Not only do we have the impact of COVID-19, but the Supreme Court also considered earlier in the month (w/c 20 July 2020) whether or not two former drivers for Uber should be classified as workers or self-employed contractors. At the Court of Appeal stage, it was held that these two drivers were in fact workers, and were therefore entitled to basic rights such as national minimum wage and paid holiday. Uber however continues to deny this is the case, claiming that it is not a traditional taxi firm, but a ride-hailing app which engages freelance drivers who like the flexibility that comes with being self-employed. It claims also that these drivers have much more control over the way in which they choose to work in their freelance capacity, in particular because they can choose whether or not to accept rides and because they have no obligation to log onto the booking app if they don’t want to.

Earlier this year, the European Court of Justice also provided some clarification when determining whether or not an individual is a worker or a self-employed contractor. In that case the status of a delivery driver, who used his own vehicle and mobile phone when carry out deliveries for Yodel, within certain time windows, albeit with the ability to accept or not accepts jobs, set his own working hours and delivery routes, and who had the right to engage substitutes and work for competitors, was called into question. The European Court, following a referral from the Watford Employment Tribunal, was specifically asked to consider whether the fact that an individual had a right to engage substitutes meant that they were not to be regarded as a worker, either at all, or only in respect of the period of time when they used their substitute.

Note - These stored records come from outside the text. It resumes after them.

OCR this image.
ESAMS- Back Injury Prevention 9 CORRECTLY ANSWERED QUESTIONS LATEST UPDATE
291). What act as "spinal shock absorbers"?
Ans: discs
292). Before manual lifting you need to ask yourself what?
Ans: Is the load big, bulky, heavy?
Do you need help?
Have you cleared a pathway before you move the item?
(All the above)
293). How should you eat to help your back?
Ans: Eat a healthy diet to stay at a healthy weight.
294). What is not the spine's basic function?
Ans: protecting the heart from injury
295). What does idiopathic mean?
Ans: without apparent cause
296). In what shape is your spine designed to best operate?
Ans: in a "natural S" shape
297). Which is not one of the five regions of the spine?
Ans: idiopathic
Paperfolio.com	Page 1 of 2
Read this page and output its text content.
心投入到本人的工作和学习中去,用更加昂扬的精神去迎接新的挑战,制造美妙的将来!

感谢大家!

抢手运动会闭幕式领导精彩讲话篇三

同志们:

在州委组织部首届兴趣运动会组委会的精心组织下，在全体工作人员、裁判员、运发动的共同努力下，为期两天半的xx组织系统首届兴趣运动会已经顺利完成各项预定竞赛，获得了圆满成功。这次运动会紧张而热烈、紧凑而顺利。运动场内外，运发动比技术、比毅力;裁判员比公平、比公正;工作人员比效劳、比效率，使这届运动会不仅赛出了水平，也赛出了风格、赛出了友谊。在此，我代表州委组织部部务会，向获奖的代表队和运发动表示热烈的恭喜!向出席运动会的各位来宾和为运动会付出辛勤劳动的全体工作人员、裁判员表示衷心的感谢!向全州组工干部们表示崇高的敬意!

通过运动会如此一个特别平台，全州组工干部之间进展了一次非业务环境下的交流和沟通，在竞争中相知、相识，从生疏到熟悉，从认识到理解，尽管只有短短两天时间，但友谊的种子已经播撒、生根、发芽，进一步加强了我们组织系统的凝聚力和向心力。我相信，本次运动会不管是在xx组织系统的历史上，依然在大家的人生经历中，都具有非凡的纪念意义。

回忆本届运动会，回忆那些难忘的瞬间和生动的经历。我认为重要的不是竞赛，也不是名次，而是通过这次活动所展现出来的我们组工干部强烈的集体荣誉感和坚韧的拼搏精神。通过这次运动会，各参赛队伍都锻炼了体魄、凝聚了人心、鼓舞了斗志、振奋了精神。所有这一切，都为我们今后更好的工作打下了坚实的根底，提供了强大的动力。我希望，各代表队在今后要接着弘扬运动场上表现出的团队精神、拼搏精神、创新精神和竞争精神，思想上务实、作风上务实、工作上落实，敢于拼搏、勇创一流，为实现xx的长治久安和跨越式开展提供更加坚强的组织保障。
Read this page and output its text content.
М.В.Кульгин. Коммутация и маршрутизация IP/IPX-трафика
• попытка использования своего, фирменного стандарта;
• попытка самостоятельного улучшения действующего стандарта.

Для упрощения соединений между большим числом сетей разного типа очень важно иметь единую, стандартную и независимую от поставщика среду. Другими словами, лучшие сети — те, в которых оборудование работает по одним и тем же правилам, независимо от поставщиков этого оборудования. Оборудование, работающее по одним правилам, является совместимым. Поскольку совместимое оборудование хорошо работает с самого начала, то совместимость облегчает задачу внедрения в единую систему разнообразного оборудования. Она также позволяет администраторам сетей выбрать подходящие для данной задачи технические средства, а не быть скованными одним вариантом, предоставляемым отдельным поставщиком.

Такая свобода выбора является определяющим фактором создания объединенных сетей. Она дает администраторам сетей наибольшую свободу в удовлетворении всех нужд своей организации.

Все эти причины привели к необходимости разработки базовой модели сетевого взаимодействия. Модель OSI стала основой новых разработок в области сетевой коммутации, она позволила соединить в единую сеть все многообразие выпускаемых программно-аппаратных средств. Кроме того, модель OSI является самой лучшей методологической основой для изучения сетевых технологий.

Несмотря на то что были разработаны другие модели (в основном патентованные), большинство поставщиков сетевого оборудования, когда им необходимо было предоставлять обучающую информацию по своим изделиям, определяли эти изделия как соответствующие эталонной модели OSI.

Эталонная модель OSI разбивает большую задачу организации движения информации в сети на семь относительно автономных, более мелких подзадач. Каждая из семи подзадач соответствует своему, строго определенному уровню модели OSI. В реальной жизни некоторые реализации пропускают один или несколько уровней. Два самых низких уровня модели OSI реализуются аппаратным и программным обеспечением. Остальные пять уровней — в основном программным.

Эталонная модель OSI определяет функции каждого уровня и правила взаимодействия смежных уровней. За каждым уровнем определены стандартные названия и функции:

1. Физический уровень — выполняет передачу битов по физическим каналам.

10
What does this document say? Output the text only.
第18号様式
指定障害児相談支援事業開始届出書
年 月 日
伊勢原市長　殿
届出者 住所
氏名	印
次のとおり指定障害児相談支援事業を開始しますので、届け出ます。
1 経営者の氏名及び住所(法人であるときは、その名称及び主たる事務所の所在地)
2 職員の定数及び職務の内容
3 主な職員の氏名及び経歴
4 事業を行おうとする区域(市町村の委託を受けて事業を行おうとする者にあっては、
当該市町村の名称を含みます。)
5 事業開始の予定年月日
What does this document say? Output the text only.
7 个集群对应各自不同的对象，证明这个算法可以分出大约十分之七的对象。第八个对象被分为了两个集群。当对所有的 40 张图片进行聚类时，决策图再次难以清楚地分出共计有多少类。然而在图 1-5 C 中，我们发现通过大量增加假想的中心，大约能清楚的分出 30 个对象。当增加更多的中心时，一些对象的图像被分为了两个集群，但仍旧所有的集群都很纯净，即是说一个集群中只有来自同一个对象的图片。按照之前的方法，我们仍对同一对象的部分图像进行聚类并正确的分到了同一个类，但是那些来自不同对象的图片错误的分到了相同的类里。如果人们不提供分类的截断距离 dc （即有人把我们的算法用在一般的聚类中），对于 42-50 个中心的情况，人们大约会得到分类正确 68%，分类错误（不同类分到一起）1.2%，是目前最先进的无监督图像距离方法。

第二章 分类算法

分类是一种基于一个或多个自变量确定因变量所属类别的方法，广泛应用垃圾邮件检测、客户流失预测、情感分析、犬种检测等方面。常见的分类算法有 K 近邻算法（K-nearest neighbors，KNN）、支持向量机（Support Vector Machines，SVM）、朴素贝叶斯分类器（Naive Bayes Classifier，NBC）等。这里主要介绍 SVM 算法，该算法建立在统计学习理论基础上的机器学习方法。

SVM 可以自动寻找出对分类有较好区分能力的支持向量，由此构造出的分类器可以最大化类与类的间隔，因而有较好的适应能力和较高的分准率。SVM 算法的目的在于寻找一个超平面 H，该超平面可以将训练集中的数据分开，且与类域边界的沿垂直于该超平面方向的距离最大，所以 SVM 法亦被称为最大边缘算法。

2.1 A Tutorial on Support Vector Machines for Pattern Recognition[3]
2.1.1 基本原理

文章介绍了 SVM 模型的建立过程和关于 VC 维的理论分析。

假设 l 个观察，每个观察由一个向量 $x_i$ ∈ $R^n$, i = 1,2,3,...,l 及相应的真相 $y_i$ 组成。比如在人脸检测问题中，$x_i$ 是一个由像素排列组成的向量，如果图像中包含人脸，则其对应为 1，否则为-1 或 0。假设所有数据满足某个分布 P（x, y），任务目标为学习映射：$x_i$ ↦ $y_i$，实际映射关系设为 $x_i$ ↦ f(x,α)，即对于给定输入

Having considered the questions posed, the European Court held, somewhat helpfully for employers, that the Working Time Directive should be interpreted such that a person engaged by an organisation under an agreement which states that they are self-employed, cannot be classified as a worker where that person has discretion in the following areas:

  • the ability to use substitutes to perform the services that they would ordinarily undertake;
  • the ability to accept or reject various tasks or ‘gigs’ offered, whether in whole or part;
  • the ability to work for competitors, as the case may be; and
  • the ability to fix their own hours of work, to suit their own personal circumstances – albeit noting that while some self-employed contractors are bound to some extent by time slots, and flexible delivery routes, this should not always be an indication of worker status, as it may actually suggest that the individual has been given quite a bit of latitude with regard to his independent choice of working arrangement.

What do these cases mean for employers?

The elements of control, personal service and mutuality of obligation obliviously continue to be important considerations in all of these status determination cases, and it remains the case that a particular individual’s status requires assessment of the particular facts in each case. We await the decision in the both the Yodel and the Uber cases to see if additional clarity can be provided to employers and will report further in due course. In the meantime, status claims are not something of the past and employers should be mindful of this when engaging individuals on a self-employed basis.

Disclaimer

This information is for educational purposes only and does not constitute legal advice. It is recommended that specific professional advice is sought before acting on any of the information given.